In August 2013, Dr. Douglas Losordo joined NeoStem as Chief Medical Officer to assist the Company in its pursuit of promising cell therapies, including a product candidate using CD34+ cells to repair ischemic tissue, and take NeoStem a step closer to true disease modification or reversal, instead of relegating patients to symptom palliation. Dr. Losordo is well regarded for his career-long efforts to develop novel therapeutics for patients with advanced cardiovascular diseases. As a scientist he obtained over $35 million in National Institutes of Health funding, discovering and developing new therapeutic concepts in the laboratory, providing the basis for clinical studies. He has led first in human studies in multiple gene and adult stem cell therapies in patients with cardiovascular diseases, including therapies now in phase 3 testing. He is a highly sought speaker, having given over 200 international lectures. In 2007, in recognition of his pioneering laboratory work, he gave the Thomas W. Smith Memorial lecture at the American Heart Association's annual scientific session. He is an associate editor of Circulation Research, the basic science journal of the American Heart Association, and serves on the editorial boards of a number of scientific journals. Dr. Losordo received his medical degree from the University of Vermont.Company Updates
- Progenitor Cell Therapy ("PCT") -- In Q2 2013, PCT generated $4.4 million, a 73% increase in revenues from Q1 2013. PCT completed three process development contracts in Q2 2013, triggering higher revenue recognition. PCT also recently signed two new clients, including a large pharmaceutical company that is entering the cell therapy sector, and continues to build its business. PCT has provided services to over 100 clients in its more than 15-year history, and is the only contract manufacturing organization to have worked with a client's product through all of the phases of its clinical trials and ultimately to FDA approval. PCT offers its clients and NeoStem cell processing and development capabilities on both the East and West Coasts of the U.S. and is pursuing plans to expand internationally.
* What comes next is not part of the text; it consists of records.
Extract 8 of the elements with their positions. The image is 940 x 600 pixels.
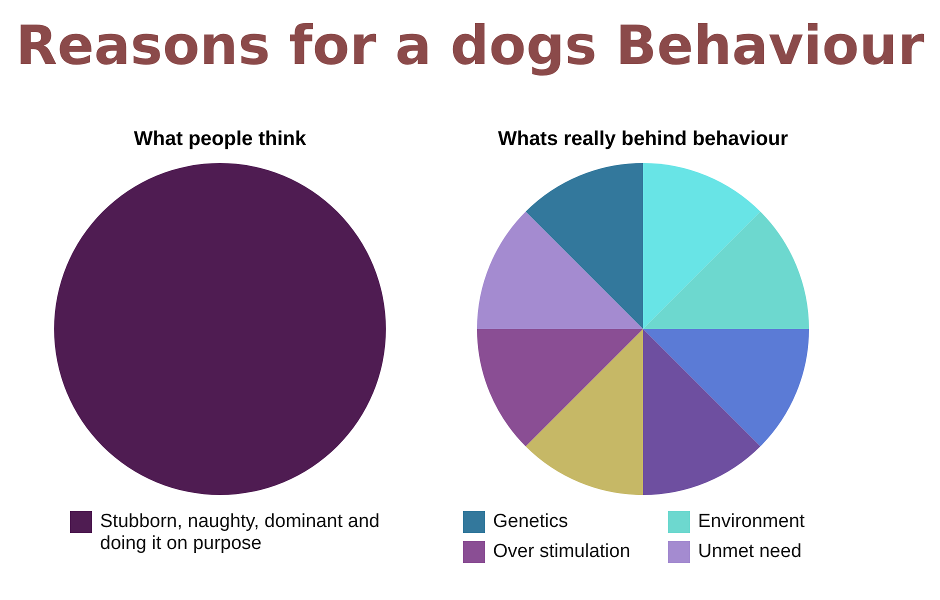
text: Reasons for a dogs Behaviour <box>14 14 926 77</box>
chart-title: Whats really behind behaviour <box>496 128 790 151</box>
legend-label: Over stimulation <box>493 541 630 563</box>
legend-label: Genetics <box>493 511 568 533</box>
legend-label: Stubborn, naughty, dominant and doing it on purpose <box>100 511 380 555</box>
chart-title: What people think <box>132 128 308 151</box>
legend-label: Environment <box>698 511 805 533</box>
legend-label: Unmet need <box>698 541 802 563</box>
- Amorcyte – The Company continued enrollment in its PreSERVE Phase 2 clinical trial with 120 patients infused as of August 8, 2013 and is on track to complete patient enrollment for this trial in 2013 with data read out 6-8 months after the last patient is infused.
- Athelos – The Company continues to progress with its T-cell program with the goal of developing treatments for immune-mediated diseases, such as autoimmune disorders such as type 1 diabetes ("T1D") and inflammatory conditions such as steroid resistant asthma. On July 15 th, the Company announced that it has executed agreements with the University of California, San Francisco and the laboratories of Jeffrey Bluestone, PhD, and Qizhi Tang, PhD, to collaborate on the development of human Regulatory T cells ("Treg") for the treatment of T1D. This collaboration advances NeoStem's role in the development and commercialization of immunomodulatory cellular therapeutic products for the treatment of intractable diseases involving the immune system. This collaboration also advances NeoStem's Treg program towards a clinical Phase 2 trial to evaluate the efficacy of autologous Tregs in T1D. Under the agreements, NeoStem will manufacture a Treg product consisting of polyclonally expanded Tregs for the planned Phase 2 trial to treat patients newly diagnosed with T1D and will also collaborate with Dr. Bluestone on allo-specific Tregs for organ transplant tolerance in another Phase 2 study. Additionally, NeoStem plans to sponsor a Phase 1b/2a study on the use of Tregs for the treatment of steroid resistant asthma. The collaboration includes the research effort to develop the next generation of Treg products for therapeutic use.